An Interview with Megan Turner

What do you find appealing about the short story form? 

The short story is appealing because it forces you to get everything right. As one of my professors once said, there isn’t any room for error. Everything—each sentence, character, and plot twist—needs to be essential to the piece. This may sound unappealing, but I think from a writer’s standpoint, the short story offers up a challenge of sorts. If a writer can master this form, she has the ability to master almost anything.  

What influenced this piece? 

I consider “The Gray Hours” to be part of a series of short stories, all focused on language. I wrote this piece with the intention of evoking a certain mood related to solitude and depression. I was especially interested in the narrator’s ability to find something meaningful and appealing in her environment, despite its flaws. 

Which writer/body of work has informed your writing and/or inspired you? 

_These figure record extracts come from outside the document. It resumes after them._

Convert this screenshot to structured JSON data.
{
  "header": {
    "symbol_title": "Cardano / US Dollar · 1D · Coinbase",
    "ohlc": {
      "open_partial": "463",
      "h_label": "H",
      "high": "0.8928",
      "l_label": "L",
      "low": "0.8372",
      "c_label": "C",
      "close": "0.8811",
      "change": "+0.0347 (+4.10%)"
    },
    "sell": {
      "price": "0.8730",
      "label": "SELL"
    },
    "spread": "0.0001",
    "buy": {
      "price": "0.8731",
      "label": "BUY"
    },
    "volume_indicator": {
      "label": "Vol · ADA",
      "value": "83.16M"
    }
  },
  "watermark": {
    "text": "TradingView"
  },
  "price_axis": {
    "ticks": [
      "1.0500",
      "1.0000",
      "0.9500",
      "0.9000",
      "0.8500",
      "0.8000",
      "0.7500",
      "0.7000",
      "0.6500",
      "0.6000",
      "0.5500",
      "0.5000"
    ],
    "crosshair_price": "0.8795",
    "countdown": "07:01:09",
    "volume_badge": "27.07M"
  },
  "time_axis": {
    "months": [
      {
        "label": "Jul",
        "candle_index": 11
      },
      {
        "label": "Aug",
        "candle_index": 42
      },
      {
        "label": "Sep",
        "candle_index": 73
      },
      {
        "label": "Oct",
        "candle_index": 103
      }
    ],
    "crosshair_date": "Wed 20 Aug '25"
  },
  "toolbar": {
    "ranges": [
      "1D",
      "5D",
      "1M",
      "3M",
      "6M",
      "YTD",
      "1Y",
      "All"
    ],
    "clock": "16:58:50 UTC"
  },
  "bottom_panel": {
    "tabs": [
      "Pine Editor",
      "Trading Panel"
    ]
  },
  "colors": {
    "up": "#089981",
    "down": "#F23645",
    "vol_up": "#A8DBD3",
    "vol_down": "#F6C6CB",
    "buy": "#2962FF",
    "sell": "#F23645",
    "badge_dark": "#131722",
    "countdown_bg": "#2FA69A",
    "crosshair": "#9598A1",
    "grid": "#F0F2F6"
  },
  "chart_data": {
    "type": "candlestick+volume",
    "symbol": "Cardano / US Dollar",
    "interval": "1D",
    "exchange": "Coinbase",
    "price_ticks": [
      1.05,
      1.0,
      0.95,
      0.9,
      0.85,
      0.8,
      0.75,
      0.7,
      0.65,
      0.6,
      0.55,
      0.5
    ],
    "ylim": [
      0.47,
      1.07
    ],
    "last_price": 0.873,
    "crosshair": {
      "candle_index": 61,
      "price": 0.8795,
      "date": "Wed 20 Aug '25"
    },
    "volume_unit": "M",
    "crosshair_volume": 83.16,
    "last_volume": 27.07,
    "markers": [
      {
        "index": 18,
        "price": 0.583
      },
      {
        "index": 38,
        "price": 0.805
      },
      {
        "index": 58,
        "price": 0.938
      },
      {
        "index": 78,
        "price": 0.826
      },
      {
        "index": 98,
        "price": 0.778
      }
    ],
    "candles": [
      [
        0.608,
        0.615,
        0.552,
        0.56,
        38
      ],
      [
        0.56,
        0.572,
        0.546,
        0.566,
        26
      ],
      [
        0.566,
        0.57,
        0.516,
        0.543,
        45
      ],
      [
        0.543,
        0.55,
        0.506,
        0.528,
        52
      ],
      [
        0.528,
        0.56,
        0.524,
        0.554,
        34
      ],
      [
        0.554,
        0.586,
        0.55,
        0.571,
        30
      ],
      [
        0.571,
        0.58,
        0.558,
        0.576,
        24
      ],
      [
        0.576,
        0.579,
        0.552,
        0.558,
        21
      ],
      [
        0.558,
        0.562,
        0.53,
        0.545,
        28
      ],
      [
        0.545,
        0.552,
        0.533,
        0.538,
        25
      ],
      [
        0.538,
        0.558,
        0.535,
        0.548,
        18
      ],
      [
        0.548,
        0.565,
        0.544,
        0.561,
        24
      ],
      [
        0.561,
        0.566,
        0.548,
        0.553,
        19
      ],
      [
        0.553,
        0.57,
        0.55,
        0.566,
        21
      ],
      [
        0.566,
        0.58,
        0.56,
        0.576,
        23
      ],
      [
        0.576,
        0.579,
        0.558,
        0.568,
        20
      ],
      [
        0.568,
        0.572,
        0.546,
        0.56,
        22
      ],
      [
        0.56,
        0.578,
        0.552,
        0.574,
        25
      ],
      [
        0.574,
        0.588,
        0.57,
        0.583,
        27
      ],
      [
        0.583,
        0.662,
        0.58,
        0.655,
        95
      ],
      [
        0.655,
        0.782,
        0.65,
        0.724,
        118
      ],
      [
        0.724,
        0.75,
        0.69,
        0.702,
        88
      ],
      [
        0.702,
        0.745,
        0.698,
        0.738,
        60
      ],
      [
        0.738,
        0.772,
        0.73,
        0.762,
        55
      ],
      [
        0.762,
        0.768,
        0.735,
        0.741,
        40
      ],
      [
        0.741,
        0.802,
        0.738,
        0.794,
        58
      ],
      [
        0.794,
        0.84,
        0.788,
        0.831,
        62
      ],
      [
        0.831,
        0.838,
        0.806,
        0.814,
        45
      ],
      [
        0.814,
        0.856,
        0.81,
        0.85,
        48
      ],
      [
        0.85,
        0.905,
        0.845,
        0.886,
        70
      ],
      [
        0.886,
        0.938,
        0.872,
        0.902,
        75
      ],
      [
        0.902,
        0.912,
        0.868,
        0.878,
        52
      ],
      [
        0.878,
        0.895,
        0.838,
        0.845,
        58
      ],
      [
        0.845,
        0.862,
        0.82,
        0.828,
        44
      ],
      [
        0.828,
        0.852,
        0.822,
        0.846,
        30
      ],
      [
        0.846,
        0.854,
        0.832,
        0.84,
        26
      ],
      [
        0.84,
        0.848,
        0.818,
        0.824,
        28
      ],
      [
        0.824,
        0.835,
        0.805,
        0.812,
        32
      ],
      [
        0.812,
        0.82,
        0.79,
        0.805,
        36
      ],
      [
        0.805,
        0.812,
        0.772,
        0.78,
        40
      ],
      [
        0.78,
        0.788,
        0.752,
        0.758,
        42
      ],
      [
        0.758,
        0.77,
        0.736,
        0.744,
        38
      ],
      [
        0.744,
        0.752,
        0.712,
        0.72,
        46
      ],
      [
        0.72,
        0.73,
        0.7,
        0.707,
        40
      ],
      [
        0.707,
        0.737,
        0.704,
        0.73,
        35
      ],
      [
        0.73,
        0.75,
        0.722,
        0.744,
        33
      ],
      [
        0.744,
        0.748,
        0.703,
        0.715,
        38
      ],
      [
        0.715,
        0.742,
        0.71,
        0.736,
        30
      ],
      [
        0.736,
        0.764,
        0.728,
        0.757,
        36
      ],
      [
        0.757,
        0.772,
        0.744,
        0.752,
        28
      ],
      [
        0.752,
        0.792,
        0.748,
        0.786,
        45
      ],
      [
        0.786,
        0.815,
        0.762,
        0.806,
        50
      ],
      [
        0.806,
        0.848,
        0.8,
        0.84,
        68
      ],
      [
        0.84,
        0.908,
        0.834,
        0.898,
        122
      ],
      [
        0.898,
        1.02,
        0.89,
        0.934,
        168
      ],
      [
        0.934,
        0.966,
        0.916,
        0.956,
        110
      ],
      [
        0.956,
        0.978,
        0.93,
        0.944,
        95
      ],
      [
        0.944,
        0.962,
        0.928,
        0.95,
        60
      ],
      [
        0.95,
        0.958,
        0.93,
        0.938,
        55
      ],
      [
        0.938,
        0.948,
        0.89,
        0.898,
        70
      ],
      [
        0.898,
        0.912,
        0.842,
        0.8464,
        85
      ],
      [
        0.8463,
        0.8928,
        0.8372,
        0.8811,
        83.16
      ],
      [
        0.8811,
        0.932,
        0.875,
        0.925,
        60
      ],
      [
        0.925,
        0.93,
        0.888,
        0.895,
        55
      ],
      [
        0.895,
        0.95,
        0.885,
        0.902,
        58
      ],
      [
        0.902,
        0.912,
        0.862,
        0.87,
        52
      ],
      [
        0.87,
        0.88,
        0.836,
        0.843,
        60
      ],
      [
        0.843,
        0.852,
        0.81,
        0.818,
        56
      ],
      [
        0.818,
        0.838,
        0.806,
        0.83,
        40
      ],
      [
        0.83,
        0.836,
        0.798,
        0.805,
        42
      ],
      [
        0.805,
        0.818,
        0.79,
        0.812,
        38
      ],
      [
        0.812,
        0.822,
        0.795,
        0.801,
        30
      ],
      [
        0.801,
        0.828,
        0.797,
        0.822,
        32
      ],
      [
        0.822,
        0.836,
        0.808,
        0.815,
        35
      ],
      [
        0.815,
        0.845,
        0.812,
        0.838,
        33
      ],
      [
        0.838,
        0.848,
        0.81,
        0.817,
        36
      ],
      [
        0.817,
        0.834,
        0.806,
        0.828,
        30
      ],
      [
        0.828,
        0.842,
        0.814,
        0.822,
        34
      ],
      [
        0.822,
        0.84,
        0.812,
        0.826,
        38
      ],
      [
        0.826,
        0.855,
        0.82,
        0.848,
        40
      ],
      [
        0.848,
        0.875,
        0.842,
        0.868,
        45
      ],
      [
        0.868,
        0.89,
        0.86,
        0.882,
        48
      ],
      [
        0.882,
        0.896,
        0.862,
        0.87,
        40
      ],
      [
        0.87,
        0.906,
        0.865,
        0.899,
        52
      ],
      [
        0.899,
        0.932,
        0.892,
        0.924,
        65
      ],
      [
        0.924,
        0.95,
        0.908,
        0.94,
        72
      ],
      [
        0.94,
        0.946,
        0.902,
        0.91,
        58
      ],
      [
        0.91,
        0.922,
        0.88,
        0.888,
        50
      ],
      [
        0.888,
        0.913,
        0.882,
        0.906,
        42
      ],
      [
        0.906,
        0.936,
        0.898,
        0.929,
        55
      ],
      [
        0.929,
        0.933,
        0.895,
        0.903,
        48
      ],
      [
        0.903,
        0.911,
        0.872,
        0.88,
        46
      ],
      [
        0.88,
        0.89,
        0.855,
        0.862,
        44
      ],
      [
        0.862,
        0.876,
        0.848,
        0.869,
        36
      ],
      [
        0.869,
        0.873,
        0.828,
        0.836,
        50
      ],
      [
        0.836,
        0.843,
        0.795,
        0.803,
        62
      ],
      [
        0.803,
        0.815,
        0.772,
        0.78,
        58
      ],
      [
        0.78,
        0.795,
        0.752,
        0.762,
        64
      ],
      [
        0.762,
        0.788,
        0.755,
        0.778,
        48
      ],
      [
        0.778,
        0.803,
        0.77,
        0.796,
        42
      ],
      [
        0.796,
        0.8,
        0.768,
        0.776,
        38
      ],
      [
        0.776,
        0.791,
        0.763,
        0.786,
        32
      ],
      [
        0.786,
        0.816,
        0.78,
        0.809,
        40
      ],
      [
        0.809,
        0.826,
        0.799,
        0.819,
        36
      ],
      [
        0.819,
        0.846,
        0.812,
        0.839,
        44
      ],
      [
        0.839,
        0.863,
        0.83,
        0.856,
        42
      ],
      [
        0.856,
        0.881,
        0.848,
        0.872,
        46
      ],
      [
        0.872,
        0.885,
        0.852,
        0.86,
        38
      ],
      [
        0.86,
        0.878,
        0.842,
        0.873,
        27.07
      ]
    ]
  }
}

I tend to like work that is focused on language but also tests the limits of form. Some of my favorite contemporary writers are Marilynne Robinson, Toni Morrison, Salman Rushdie, and Colum McCann. My most recent, favorite reads are: A Tale for the Time Being by Ruth Ozeki, The Ocean at the End of Lane by Neil Gaiman, The Brief Wondrous Life of Oscar Wao by Junot Díaz, and All the Light We Cannot See by Anthony Doerr (which I am currently reading).